Strangely, though, no specific ailment was mentioned at the time of his passing. Tony Blair, Neil Kinnock, and Downing Street all made statements about living a long and full life rather than fighting a specific illness. There’s a feeling that this was just how Hattersley would have wanted it to be presented, not as a man who had been defeated by his body but rather as one who had overcome it for nine decades in his own dry way.

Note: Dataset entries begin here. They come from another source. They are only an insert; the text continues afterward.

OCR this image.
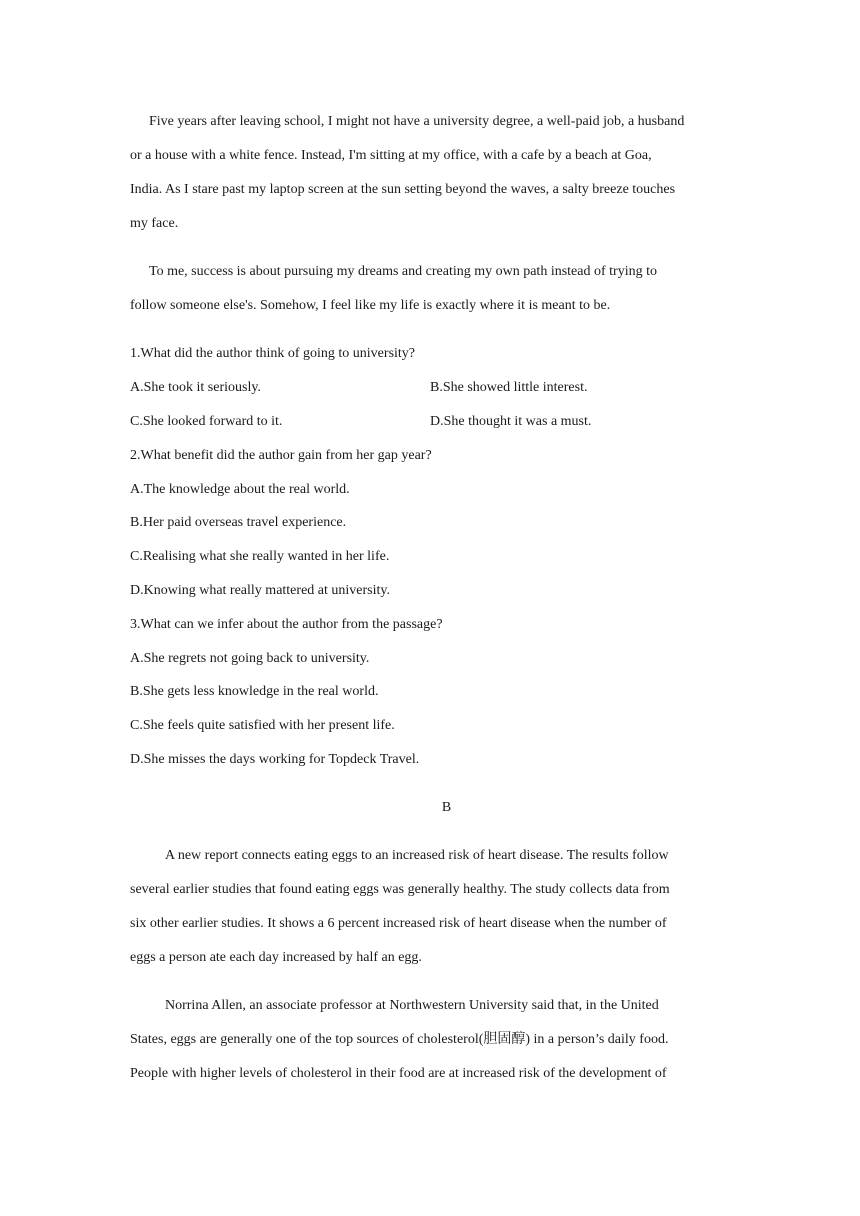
Five years after leaving school, I might not have a university degree, a well-paid job, a husband
or a house with a white fence. Instead, I'm sitting at my office, with a cafe by a beach at Goa,
India. As I stare past my laptop screen at the sun setting beyond the waves, a salty breeze touches
my face.
To me, success is about pursuing my dreams and creating my own path instead of trying to
follow someone else's. Somehow, I feel like my life is exactly where it is meant to be.
1.What did the author think of going to university?
A.She took it seriously.	B.She showed little interest.
C.She looked forward to it.	D.She thought it was a must.
2.What benefit did the author gain from her gap year?
A.The knowledge about the real world.
B.Her paid overseas travel experience.
C.Realising what she really wanted in her life.
D.Knowing what really mattered at university.
3.What can we infer about the author from the passage?
A.She regrets not going back to university.
B.She gets less knowledge in the real world.
C.She feels quite satisfied with her present life.
D.She misses the days working for Topdeck Travel.
B
A new report connects eating eggs to an increased risk of heart disease. The results follow
several earlier studies that found eating eggs was generally healthy. The study collects data from
six other earlier studies. It shows a 6 percent increased risk of heart disease when the number of
eggs a person ate each day increased by half an egg.
Norrina Allen, an associate professor at Northwestern University said that, in the United
States, eggs are generally one of the top sources of cholesterol(胆固醇) in a person’s daily food.
People with higher levels of cholesterol in their food are at increased risk of the development of
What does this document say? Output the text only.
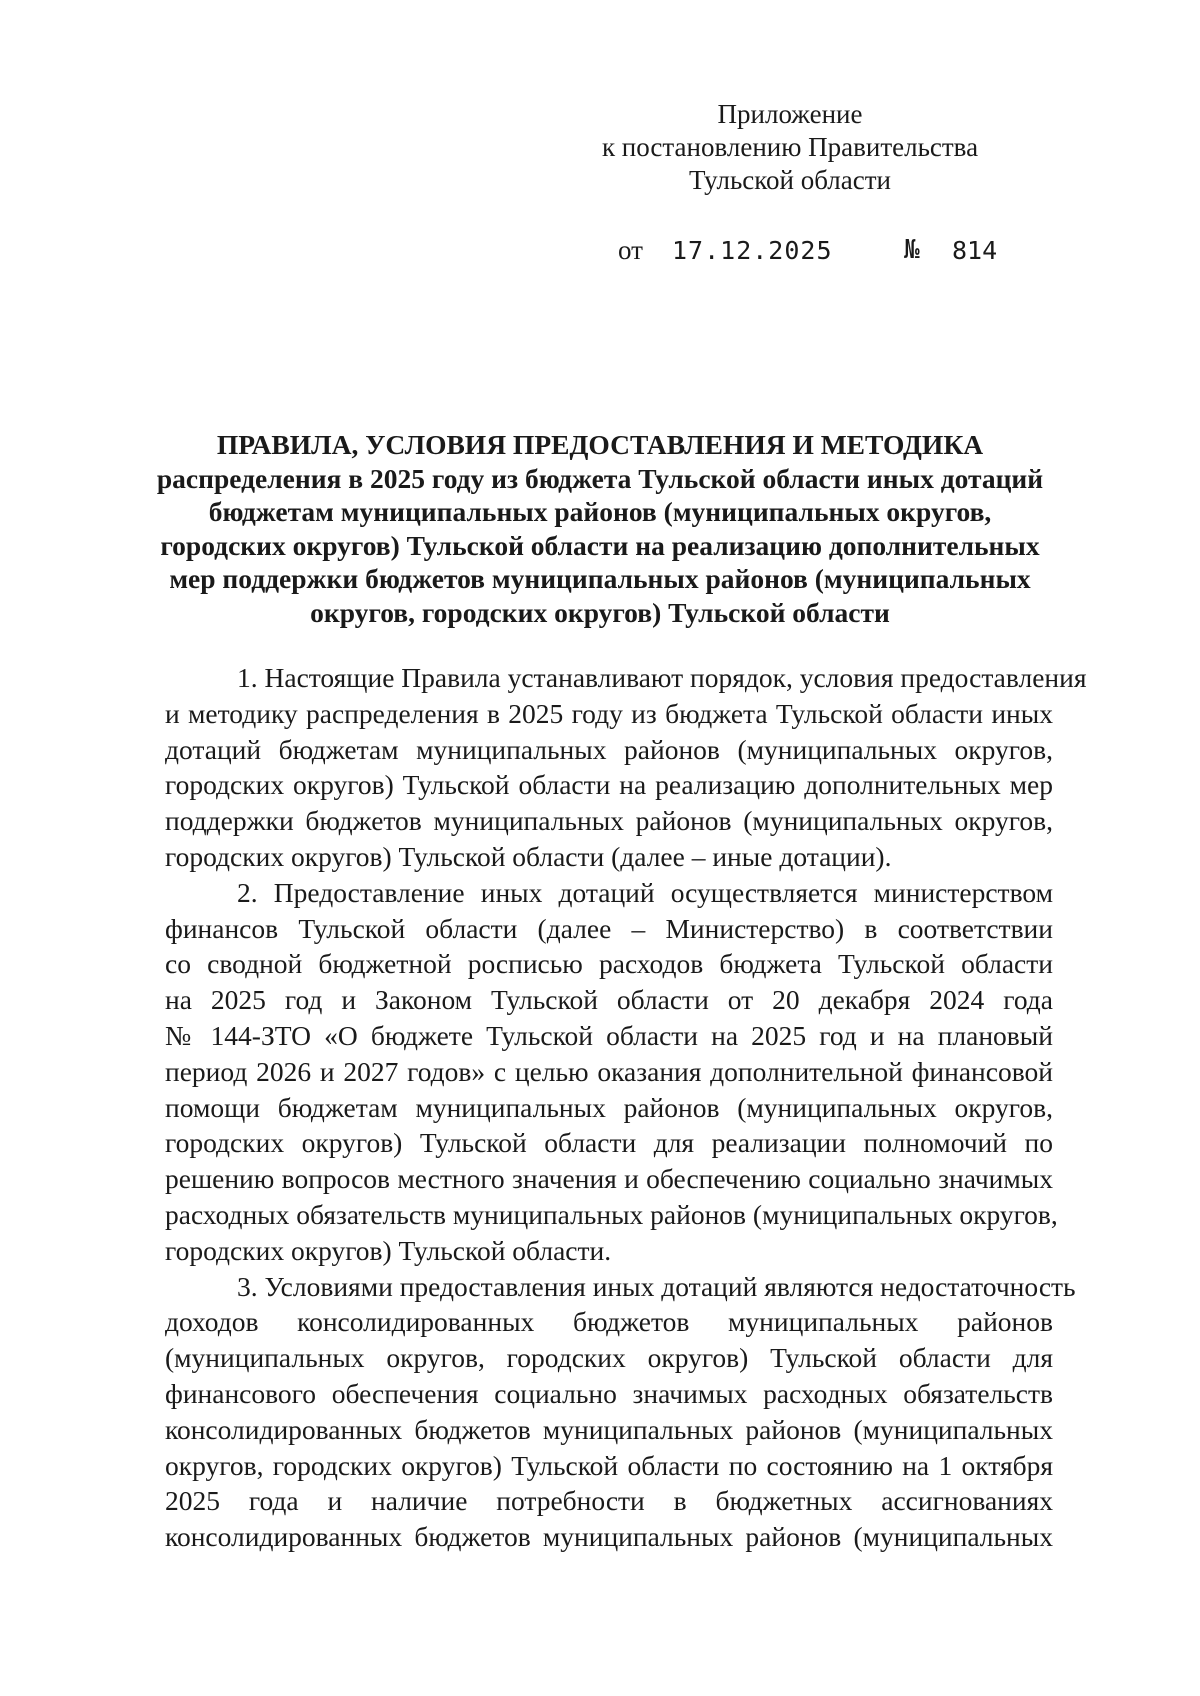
Приложение
к постановлению Правительства
Тульской области
от 17.12.2025	№ 814
ПРАВИЛА, УСЛОВИЯ ПРЕДОСТАВЛЕНИЯ И МЕТОДИКА
распределения в 2025 году из бюджета Тульской области иных дотаций
бюджетам муниципальных районов (муниципальных округов,
городских округов) Тульской области на реализацию дополнительных
мер поддержки бюджетов муниципальных районов (муниципальных
округов, городских округов) Тульской области
1. Настоящие Правила устанавливают порядок, условия предоставления
и методику распределения в 2025 году из бюджета Тульской области иных
дотаций бюджетам муниципальных районов (муниципальных округов,
городских округов) Тульской области на реализацию дополнительных мер
поддержки бюджетов муниципальных районов (муниципальных округов,
городских округов) Тульской области (далее – иные дотации).
2. Предоставление иных дотаций осуществляется министерством
финансов Тульской области (далее – Министерство) в соответствии
со сводной бюджетной росписью расходов бюджета Тульской области
на 2025 год и Законом Тульской области от 20 декабря 2024 года
№ 144-ЗТО «О бюджете Тульской области на 2025 год и на плановый
период 2026 и 2027 годов» с целью оказания дополнительной финансовой
помощи бюджетам муниципальных районов (муниципальных округов,
городских округов) Тульской области для реализации полномочий по
решению вопросов местного значения и обеспечению социально значимых
расходных обязательств муниципальных районов (муниципальных округов,
городских округов) Тульской области.
3. Условиями предоставления иных дотаций являются недостаточность
доходов консолидированных бюджетов муниципальных районов
(муниципальных округов, городских округов) Тульской области для
финансового обеспечения социально значимых расходных обязательств
консолидированных бюджетов муниципальных районов (муниципальных
округов, городских округов) Тульской области по состоянию на 1 октября
2025 года и наличие потребности в бюджетных ассигнованиях
консолидированных бюджетов муниципальных районов (муниципальных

Some of the confusion on the internet can be traced back to unrelated social media posts that appeared around the same time. These posts included tributes to different individuals, such as the father of a different family or a councillor in Northern Ireland, and they became entangled in search results due to similar language regarding “bouts of ill health.” When the death of a public figure dominates headlines, it occurs more frequently than people realize; the algorithm doesn’t always distinguish fact from coincidence.
What is actually recorded is perhaps more intriguing, but it is also more modest. Hattersley wrote about Sheffield Wednesday, the internal strife within the Labour Party, or his father’s covert past as a defrocked Catholic priest. He rarely talked about his asthma in his journalism or his twenty-odd books. You can learn something about the man by observing how little attention he paid to his own health issues in contrast to how much attention he paid to the politics of everyone else.
According to family statements provided by Labour figures, he passed away at home in Derbyshire with his wife Maggie Pearlstine by his side. No late-stage diagnosis was featured on the front pages, nor was there any hospital drama. It’s still unclear if he had experienced any severe illness in his last weeks or if this was just the slow demise of a body that had survived to ninety-three against all odds.
Investors in his legacy, which are numerous and dispersed throughout the Labour movement, publishing, and journalism, seem to think the illness isn’t the true story at all. He had asthma since he was a young child, but his political endurance never quite matched it.